How do I react when the market is in downtrend

How do you react when the market is in the downtrend?

To me, it is very simple, just "Buy and Hold" & "Portfolio Rebalancing". If you are long term investor, and you believe that there are still some valid reasons to hold the stocks / counters that you bought previously, then, do not be afraid to keep it and also average down the cost of investment.

Of course, you might ask me a question - "I have limited resources as most of my income comes from my salary, then how can I keep on pumping money in the down trend?" The money here I mention is meant for future spending purposes - Example your Retirement funds or Children Education funds. Do not ever try to make money from the emergency fund you would be using within 3 years. Basically a bear market would not last for more than 3 years, except for certain markets (e.g. Japan). You must be prepared mentally that do not OVER INVEST during peak time (I will explain to you what is the peak time in another article later). Reserve some cash for market crashes. You will be very happy if the market crashes happens one day later.

But how do we execute this strategy? In my experience, I would:

1. Switch Overvalued stocks to Undervalued stocks.

I have some experiences in switching counters, maybe we can call it "Pair Trading", means to Buy 1 counter and Sell 1 counter in the same industry at the same time. We may benefit from the widen gaps of the stock prices. Of course, be ready to do more comprehensive homework before you enter this "pair trade", as the counter you sell may rise further and the counter you buy may drop further, depends on the situation.

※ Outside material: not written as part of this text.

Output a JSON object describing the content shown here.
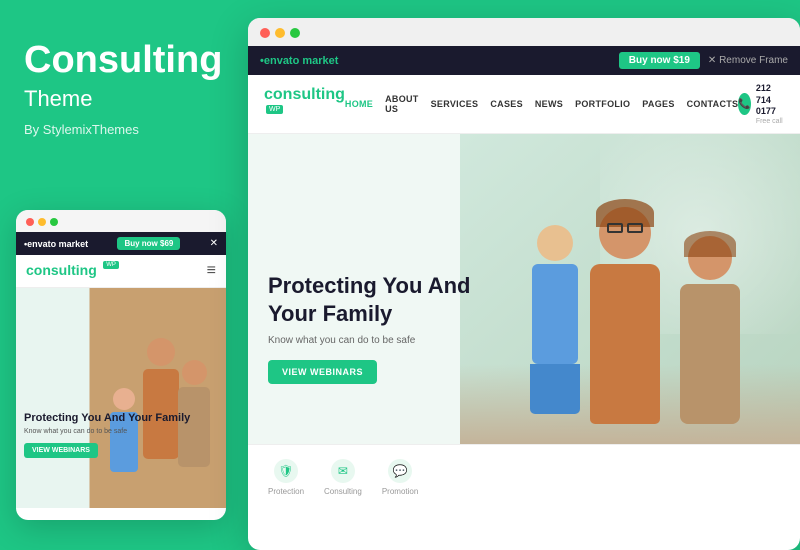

2. Use Cash to Buy stocks 

I always like cash. As the portfolio grows bigger, the cash portion would be meant for "emergency fund" and for purchasing assets purpose. It is always be more conservative when we invest in asset classes that will generate higher return compared to cash instruments. At this time, I may start reducing my investment in stock market and be ready for the bad times to come.

Mental strength is very important during the downtrend, especially when everyone around you will scream at you act like an idiot by buying a stock in downtrend. They will think that you are stupid guy because to them, they will tend to feel safer when the stock price is moving up, instead of moving down due to the "Loss Reversion" factor.

Be yourself, do not follow others. You may be wrong sometimes, but please stick to the investment philosophy that suits you most. Nice day.